Extra Virgin :: The Unmentionables Part 3
On Extra Virgin this month I’ll be posting a series about The Unmentionables: things of a sexual nature that we find especially difficult to discuss. Because the subject matter is both sexual and sometimes explicit, I recommend this series for adult women only.
Sex is a beautiful gift from God, but ever since the fall, humanity has been breaking God’s gifts—all of Creation—as a result of sin and our own brokenness. One of the most painful and horrifying results of sin is the presence of sexual abuse in the world.
Rape and inappropriate touching are often what we think of when we speak of sexual abuse, but it also involves much more than that. Here’s a basic definition of sexual abuse:
“Sexual abuse involves any behavior, attitude, or verbal response that hinders normal sexual development, bringing distortion and inhibition to personal sexuality and married lovemaking.” (Dr. Rosenau, A Celebration of Sex)
Sadly, there are too many different kinds of abuse to even list here, but it’s important to remember that any unwanted sexual behavior forced on you is sexual abuse. This can mean anything from someone watching you undress, to someone exposing himself or herself in your presence, unwanted sex play with other children when you were younger, and rape or sexual touching. Any of this is abuse, whether it happens at the hand of a stranger, a friend, family member, boyfriend, or husband.
If this has ever happened to you, no matter the circumstances, it was not your fault. After a confusing and painful experience like this, you may feel a heavy burden of guilt, but a victim is never responsible for sexual abuse.
An experience of sexual assault is both traumatizing and complex, and most people are not able to move forward without help. Thankfully, there are many resources for receiving help, whether your abuse was in the past or is currently taking place.

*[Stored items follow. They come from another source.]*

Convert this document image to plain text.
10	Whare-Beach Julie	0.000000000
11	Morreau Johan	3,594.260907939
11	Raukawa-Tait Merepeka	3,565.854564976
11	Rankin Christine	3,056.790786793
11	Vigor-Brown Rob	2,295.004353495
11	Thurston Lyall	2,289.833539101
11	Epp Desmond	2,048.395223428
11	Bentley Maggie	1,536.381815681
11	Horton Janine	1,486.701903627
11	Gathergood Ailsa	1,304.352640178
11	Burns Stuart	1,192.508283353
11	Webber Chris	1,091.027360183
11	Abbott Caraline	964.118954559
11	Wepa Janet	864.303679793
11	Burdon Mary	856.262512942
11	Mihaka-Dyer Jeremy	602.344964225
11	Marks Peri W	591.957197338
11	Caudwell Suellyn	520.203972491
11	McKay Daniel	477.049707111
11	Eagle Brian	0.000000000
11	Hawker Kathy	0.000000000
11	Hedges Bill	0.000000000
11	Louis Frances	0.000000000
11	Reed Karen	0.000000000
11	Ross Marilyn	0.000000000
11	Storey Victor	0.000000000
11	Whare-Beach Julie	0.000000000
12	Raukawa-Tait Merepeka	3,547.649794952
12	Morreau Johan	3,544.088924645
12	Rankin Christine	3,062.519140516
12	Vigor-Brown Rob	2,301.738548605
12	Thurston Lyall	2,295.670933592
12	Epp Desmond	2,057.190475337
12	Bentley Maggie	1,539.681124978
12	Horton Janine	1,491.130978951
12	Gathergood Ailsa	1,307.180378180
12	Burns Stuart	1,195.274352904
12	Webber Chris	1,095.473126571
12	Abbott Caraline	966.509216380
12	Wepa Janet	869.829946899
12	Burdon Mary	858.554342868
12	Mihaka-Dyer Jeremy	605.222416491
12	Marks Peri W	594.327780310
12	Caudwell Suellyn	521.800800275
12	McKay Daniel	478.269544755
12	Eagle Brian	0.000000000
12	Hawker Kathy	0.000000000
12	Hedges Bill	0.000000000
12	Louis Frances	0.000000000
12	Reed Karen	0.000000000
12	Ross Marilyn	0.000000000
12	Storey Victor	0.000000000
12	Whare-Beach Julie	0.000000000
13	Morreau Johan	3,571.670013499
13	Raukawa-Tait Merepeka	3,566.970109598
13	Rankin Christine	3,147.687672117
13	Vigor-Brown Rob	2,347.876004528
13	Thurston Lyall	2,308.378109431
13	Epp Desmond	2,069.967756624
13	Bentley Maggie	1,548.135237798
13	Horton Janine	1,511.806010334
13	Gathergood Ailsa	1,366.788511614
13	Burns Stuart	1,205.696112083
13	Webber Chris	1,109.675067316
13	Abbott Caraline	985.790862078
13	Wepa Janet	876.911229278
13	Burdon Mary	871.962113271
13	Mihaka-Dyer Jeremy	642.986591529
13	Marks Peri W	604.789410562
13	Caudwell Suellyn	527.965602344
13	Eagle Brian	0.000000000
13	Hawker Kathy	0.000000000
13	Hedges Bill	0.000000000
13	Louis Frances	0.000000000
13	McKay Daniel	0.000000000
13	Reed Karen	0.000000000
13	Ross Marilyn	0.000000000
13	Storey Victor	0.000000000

Here are the three ways to seek help and find healing ::
Counseling - While sharing your story with a trusted friend or family member will be a first step, in cases of abuse, a therapist will be an invaluable tool in processing what has happened and healthfully moving forward. Find a Christian counselor with specialized training in helping sexual abuse survivors. This will be an important relationship, so if you start meeting with the counselor and find that, after a couple of weeks, you don’t “click”, don’t be afraid to find someone else. Also, if the counselor ever suggests that the abuse was your fault, find another counselor.
Medical Care - If you have just been raped, you’ll want to seek immediate medical attention. Let the medical professionals know what has happened, so that they can provide you with the care you need and because they will be careful to find and preserve any evidence that will help with the conviction of the person who has hurt you. If your abuse was in the past, it would be wise to have an exam with a doctor who knows what has happened. The doctor will be able to check for any injuries or infections that may exist as a result.
Law Enforcement - If you have just been abused, immediately call 911. You are the victim of a heinous crime and the abuser needs to be stopped and to receive the consequences of his or her crime. This is important not only for justice to be served for the pain done to you, but also to prevent any future abuse done to you or someone else. When a sexual abuser is caught, on average he/she already has dozens, if not hundreds, of victims. Your courage to contact the legal authorities will most likely be saving someone else from a similar situation.
There is a conspiracy of silence surrounding sexual assault. It’s very difficult for a survivor of sexual abuse to speak about her experience. There are spoken and unspoken threats to remain quiet, as well as the shame and guilt she may feel, fear of what people may think of her, fear of bringing both punishment and societal exclusion upon the abuser, the chaos that will descend when the information becomes known to those in her circle or to friends and family of the abuser, or confusion regarding what actually took place to bring about the abuse.
There are many reasons that she may not want to tell anyone about what happened. These are natural feelings, but none of them need keep her from getting the help she needs and from the abuser receiving the consequences of his or her crime. If you are a survivor of sexual abuse, please start by telling a trusted friend or family member. Those who love you will stand beside you as you decide how best to move forward.
And finally, even though you bear no guilt as a victim of sexual abuse, you may have had to shoulder the crushing weight of shame as a result of what’s happened to you. Merriam-Webster defines shame as “a painful emotion caused by consciousness of guilt, shortcoming, or impropriety”. However, in the case of sexual abuse, the victim has had an improper act forced upon her. So although she is not guilty, she may feel the shame of having been involved in such a humiliating and disgraceful act.
Amazingly, Jesus died on the cross to take away not only the guilt of sinners, but also…shame. “Christ loved the church and gave himself up for her to make her holy, cleansing her by the washing with water through the word, and to present her to himself as a radiant church, without stain or wrinkle or any other blemish, but holy and blameless.” (Eph. 5:25-27) Jesus sees no stain or wrinkle on you. You are not “damaged goods”, but have the purity and radiance of Jesus himself. Whatever has happened, however you are feeling, Jesus sees you as his beloved bride and has moved heaven and earth to keep you at his side.